The administration decided not to do this at GM. The UAW did accept sharp pay cuts for new hires. But they only made modest concessions for their existing members, like eliminating the much-maligned Jobs Bank that paid workers even when they were laid off.

As a result, GM still has higher labor costs ($56 an hour) than any of its competitors. Indeed, Steven Rattner, the Obama administration's former "car czar," told the Detroit Economic Club last December, "We should have asked the UAW to do a bit more. We did not ask any UAW member to take a cut in their pay."

Had bankruptcy brought GM compensation in line with its competitors' (approximately $47 an hour), we estimate the resulting savings would have increased the value of the taxpayers' stake in GM by $4.1 billion. This would still leave UAW members making 40% more than the average American manufacturing worker.

Finally, GM's decision to assume certain pension obligations of Delphi, the bankrupt former GM subsidiary, also increased the cost of the bailout. New GM no longer had an obligation to support Delphi's pensions. Yet it decided to spend $1 billion to top up the pensions of Delphi's UAW retirees. Delphi's nonunion retirees and retirees in other unions did not fare so well. GM gave them nothing.

Why GM gave $1 billion of bailout funds to employees of a different company it owed no legal duty to remains a mystery. The inspector general for the Troubled Asset Relief Program is investigating whether the administration pressured GM to give the UAW special treatment, but the IG lacks subpoena power to force officials to testify. It may take a congressional investigation to establish what happened.

We estimate that these three irregularities increased the cost of the bailout by $26.5 billion. The Treasury expects the auto bailout to ultimately cost taxpayers $23 billion. The funds diverted to the UAW account for the taxpayers' entire net loss.

Avoiding these losses would have been straightforward. If the government treated the UAW in the manner required by bankruptcy law, it could have given the stock and promissory notes to the Treasury instead of to the UAW. Labor cost savings and not supporting Delphi pensions would have increased the value of the taxpayers' shares of GM, while GM would have needed less financing.

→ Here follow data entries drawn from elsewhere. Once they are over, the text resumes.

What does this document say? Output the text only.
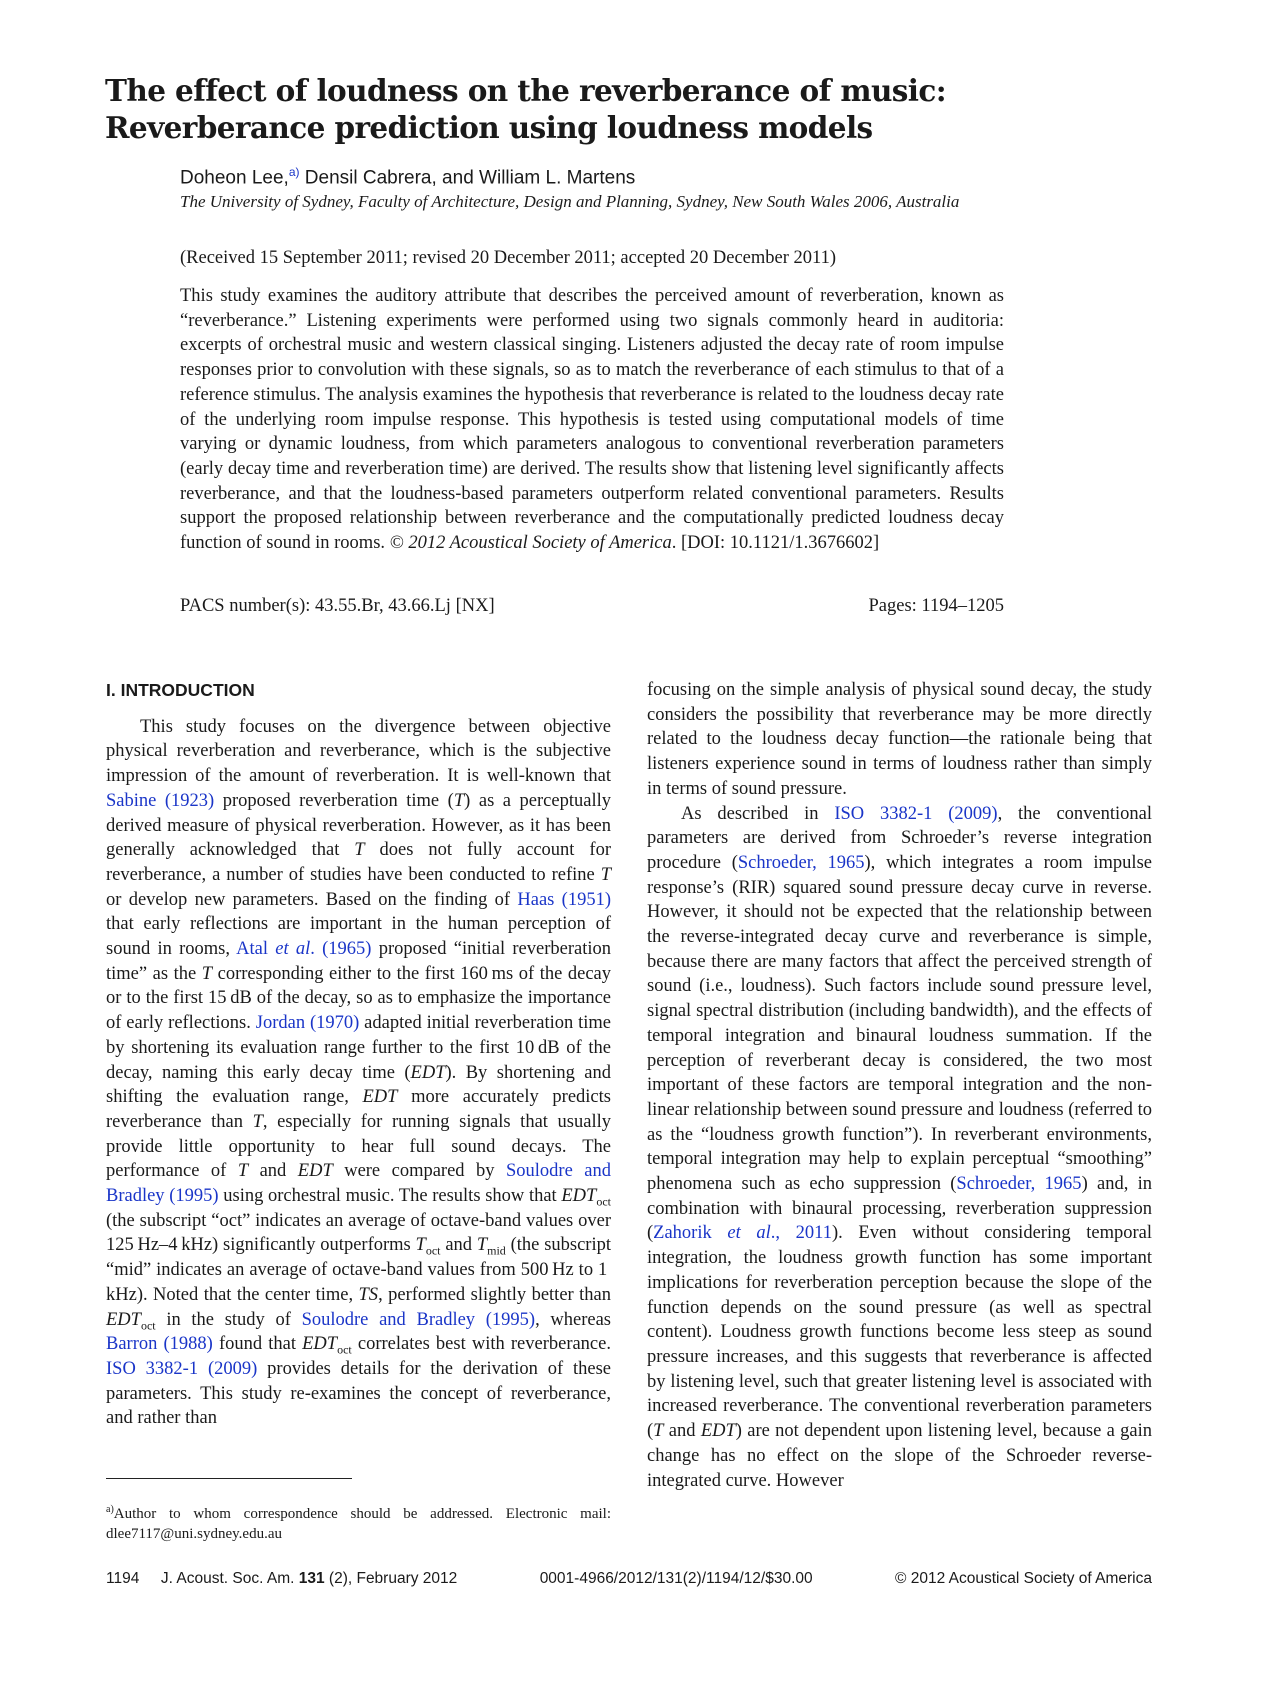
The effect of loudness on the reverberance of music:
Reverberance prediction using loudness models
Doheon Lee,$^{a)}$ Densil Cabrera, and William L. Martens
The University of Sydney, Faculty of Architecture, Design and Planning, Sydney, New South Wales 2006, Australia
(Received 15 September 2011; revised 20 December 2011; accepted 20 December 2011)

This study examines the auditory attribute that describes the perceived amount of reverberation, known as “reverberance.” Listening experiments were performed using two signals commonly heard in auditoria: excerpts of orchestral music and western classical singing. Listeners adjusted the decay rate of room impulse responses prior to convolution with these signals, so as to match the reverberance of each stimulus to that of a reference stimulus. The analysis examines the hypothesis that reverberance is related to the loudness decay rate of the underlying room impulse response. This hypothesis is tested using computational models of time varying or dynamic loudness, from which parameters analogous to conventional reverberation parameters (early decay time and reverberation time) are derived. The results show that listening level significantly affects reverberance, and that the loudness-based parameters outperform related conventional parameters. Results support the proposed relationship between reverberance and the computationally predicted loudness decay function of sound in rooms. © 2012 Acoustical Society of America. [DOI: 10.1121/1.3676602]

PACS number(s): 43.55.Br, 43.66.Lj [NX]	Pages: 1194–1205
I. INTRODUCTION

This study focuses on the divergence between objective physical reverberation and reverberance, which is the subjective impression of the amount of reverberation. It is well-known that Sabine (1923) proposed reverberation time (T) as a perceptually derived measure of physical reverberation. However, as it has been generally acknowledged that T does not fully account for reverberance, a number of studies have been conducted to refine T or develop new parameters. Based on the finding of Haas (1951) that early reflections are important in the human perception of sound in rooms, Atal et al. (1965) proposed “initial reverberation time” as the T corresponding either to the first 160 ms of the decay or to the first 15 dB of the decay, so as to emphasize the importance of early reflections. Jordan (1970) adapted initial reverberation time by shortening its evaluation range further to the first 10 dB of the decay, naming this early decay time (EDT). By shortening and shifting the evaluation range, EDT more accurately predicts reverberance than T, especially for running signals that usually provide little opportunity to hear full sound decays. The performance of T and EDT were compared by Soulodre and Bradley (1995) using orchestral music. The results show that $EDT_{oct}$ (the subscript “oct” indicates an average of octave-band values over 125 Hz–4 kHz) significantly outperforms $T_{oct}$ and $T_{mid}$ (the subscript “mid” indicates an average of octave-band values from 500 Hz to 1 kHz). Noted that the center time, TS, performed slightly better than $EDT_{oct}$ in the study of Soulodre and Bradley (1995), whereas Barron (1988) found that $EDT_{oct}$ correlates best with reverberance. ISO 3382-1 (2009) provides details for the derivation of these parameters. This study re-examines the concept of reverberance, and rather than

focusing on the simple analysis of physical sound decay, the study considers the possibility that reverberance may be more directly related to the loudness decay function—the rationale being that listeners experience sound in terms of loudness rather than simply in terms of sound pressure.

As described in ISO 3382-1 (2009), the conventional parameters are derived from Schroeder’s reverse integration procedure (Schroeder, 1965), which integrates a room impulse response’s (RIR) squared sound pressure decay curve in reverse. However, it should not be expected that the relationship between the reverse-integrated decay curve and reverberance is simple, because there are many factors that affect the perceived strength of sound (i.e., loudness). Such factors include sound pressure level, signal spectral distribution (including bandwidth), and the effects of temporal integration and binaural loudness summation. If the perception of reverberant decay is considered, the two most important of these factors are temporal integration and the non-linear relationship between sound pressure and loudness (referred to as the “loudness growth function”). In reverberant environments, temporal integration may help to explain perceptual “smoothing” phenomena such as echo suppression (Schroeder, 1965) and, in combination with binaural processing, reverberation suppression (Zahorik et al., 2011). Even without considering temporal integration, the loudness growth function has some important implications for reverberation perception because the slope of the function depends on the sound pressure (as well as spectral content). Loudness growth functions become less steep as sound pressure increases, and this suggests that reverberance is affected by listening level, such that greater listening level is associated with increased reverberance. The conventional reverberation parameters (T and EDT) are not dependent upon listening level, because a gain change has no effect on the slope of the Schroeder reverse-integrated curve. However

$^{a)}$Author to whom correspondence should be addressed. Electronic mail: dlee7117@uni.sydney.edu.au
1194 J. Acoust. Soc. Am. 131 (2), February 2012	0001-4966/2012/131(2)/1194/12/$30.00	© 2012 Acoustical Society of America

Instead, President Obama gave over $26 billion to the UAW—more money than the U.S spent on foreign aid last year and 50% more than NASA's budget. None of that money kept factories running. Instead it sustained the above-average compensation of members of an influential union, sparing them from most of the sacrifices typically made in bankruptcy. Such spending does not serve the common good. President Obama did not bail out the auto industry. He bailed out the United Auto Workers.